The year is 1888, and Louis Le Prince is finally testing his “taker” or “receiver” device for his family on the front lawn. The device is meant to capture ten to twelve images per second on film, creating a reproduction of reality that can be replayed as many times as desired. In an otherwise separate and detached world, occurrences from one end of the globe could now be viewable with only a few days delay on the other side of the world. No human experience—from the most mundane to the most momentous—would need to be lost to history.

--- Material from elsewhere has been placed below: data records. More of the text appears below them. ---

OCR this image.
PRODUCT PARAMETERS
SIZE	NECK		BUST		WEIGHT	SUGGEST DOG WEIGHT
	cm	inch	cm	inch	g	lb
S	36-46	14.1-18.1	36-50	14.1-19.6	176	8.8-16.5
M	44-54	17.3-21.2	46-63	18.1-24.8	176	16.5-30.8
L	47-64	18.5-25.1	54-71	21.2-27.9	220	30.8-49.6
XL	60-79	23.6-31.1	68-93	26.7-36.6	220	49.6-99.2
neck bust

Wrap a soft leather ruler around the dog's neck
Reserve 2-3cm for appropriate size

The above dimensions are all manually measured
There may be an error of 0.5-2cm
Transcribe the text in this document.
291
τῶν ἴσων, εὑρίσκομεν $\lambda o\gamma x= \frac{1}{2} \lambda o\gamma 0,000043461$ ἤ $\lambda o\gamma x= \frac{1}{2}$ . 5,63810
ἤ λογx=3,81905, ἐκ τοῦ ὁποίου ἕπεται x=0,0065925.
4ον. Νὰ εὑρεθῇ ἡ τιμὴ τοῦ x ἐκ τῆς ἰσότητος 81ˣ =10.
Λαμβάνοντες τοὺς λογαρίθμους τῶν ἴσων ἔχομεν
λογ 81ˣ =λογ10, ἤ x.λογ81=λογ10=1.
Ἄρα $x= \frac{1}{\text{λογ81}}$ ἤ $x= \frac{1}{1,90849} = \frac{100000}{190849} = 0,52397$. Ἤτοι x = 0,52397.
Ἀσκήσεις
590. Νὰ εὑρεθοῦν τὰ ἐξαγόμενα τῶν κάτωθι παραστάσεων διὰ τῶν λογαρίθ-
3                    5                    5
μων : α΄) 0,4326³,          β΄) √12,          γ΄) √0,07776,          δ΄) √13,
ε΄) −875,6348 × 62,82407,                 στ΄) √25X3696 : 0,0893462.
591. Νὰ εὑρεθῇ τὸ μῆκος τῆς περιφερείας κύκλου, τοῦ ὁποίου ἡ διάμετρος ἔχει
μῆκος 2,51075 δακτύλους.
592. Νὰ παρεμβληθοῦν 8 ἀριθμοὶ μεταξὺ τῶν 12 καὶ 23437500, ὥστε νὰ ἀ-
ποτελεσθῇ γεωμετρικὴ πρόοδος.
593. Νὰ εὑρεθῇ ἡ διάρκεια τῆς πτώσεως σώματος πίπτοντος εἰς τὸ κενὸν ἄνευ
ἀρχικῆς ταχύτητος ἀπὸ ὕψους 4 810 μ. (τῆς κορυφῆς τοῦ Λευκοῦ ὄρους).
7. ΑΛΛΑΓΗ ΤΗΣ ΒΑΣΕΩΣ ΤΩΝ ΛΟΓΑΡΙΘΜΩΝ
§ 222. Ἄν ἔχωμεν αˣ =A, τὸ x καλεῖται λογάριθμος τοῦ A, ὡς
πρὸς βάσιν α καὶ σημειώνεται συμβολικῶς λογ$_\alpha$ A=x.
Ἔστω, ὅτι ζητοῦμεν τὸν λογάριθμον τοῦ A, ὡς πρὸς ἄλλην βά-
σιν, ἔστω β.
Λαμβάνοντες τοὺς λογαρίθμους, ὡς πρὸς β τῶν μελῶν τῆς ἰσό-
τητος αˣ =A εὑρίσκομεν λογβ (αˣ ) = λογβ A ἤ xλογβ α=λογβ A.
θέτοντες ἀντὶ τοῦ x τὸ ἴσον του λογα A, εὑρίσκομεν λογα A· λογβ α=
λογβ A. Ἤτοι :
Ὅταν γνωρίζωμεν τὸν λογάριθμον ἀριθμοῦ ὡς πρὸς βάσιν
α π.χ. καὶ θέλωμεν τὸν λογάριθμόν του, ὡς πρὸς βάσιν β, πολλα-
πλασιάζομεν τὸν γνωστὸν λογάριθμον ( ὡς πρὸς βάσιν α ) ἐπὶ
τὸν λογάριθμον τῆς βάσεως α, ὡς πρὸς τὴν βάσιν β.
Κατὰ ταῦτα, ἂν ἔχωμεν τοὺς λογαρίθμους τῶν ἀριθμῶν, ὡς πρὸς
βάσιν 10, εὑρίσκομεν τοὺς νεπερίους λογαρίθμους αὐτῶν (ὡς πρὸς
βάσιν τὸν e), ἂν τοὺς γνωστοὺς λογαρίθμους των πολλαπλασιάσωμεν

In 1890, Le Prince was granted patents in four countries ahead of other inventors who were rushing to accomplish the same task. But just weeks before unveiling his invention to the world, he mysteriously disappeared and was never seen or heard from again. Three and half years later, Thomas Edison, Le Prince’s rival, made the device public, claiming to have invented it himself. And the man who had dedicated his life to preserving memories was himself lost to history—until now.
The Man Who Invented Motion Pictures pulls back the curtain and presents a “passionate, detailed defense of Louis Le Prince…unfurled with all the cliffhangers and red herrings of a scripted melodrama” (The New York Times Book Review). This “fascinating, informative, skillfully articulated narrative” (Kirkus Reviews, starred review) presents the never-before-told history of the motion picture and sheds light on the unsolved mystery of Le Prince’s disappearance.
PUBLISHERS WEEKLY
Was the man who invented cinematography kidnapped and murdered on the orders of Thomas Edison? Film producer Fischer (A Kim Jong-Il Production) raises that possibility in this fascinating portrait of 19th-century polymath Louis Le Prince. Though Edison and the Lumière brothers are widely credited with inventing movies, Le Prince beat them to the punch. In October 1888, after "four years of furious, costly work," he filmed members of his family on their lawn in Leeds, England, using a 40-pound camera with a hand crank, then projected the "animated photographs" on his workshop wall. Two years after his breakthrough, however, Le Prince boarded a train to Paris after visiting his brother in Dijon and was never seen again. In the seven years it took before he could be legally declared dead and his family gained control of his intellectual property, Edison, a relentless self-promoter, made a fortune showing moving pictures on his Kinetoscope device. After a series of court rulings upheld Edison's patent claims, Le Prince's widow accused the Wizard of Menlo Park of having her husband killed; more recently, film scholars have contended that Le Prince died by suicide. Fischer points the finger at another culprit while admitting that the case may never be solved. Vivid character sketches, lyrical descriptions of the art and science of moviemaking, and a dramatic plot twist make this a must-read.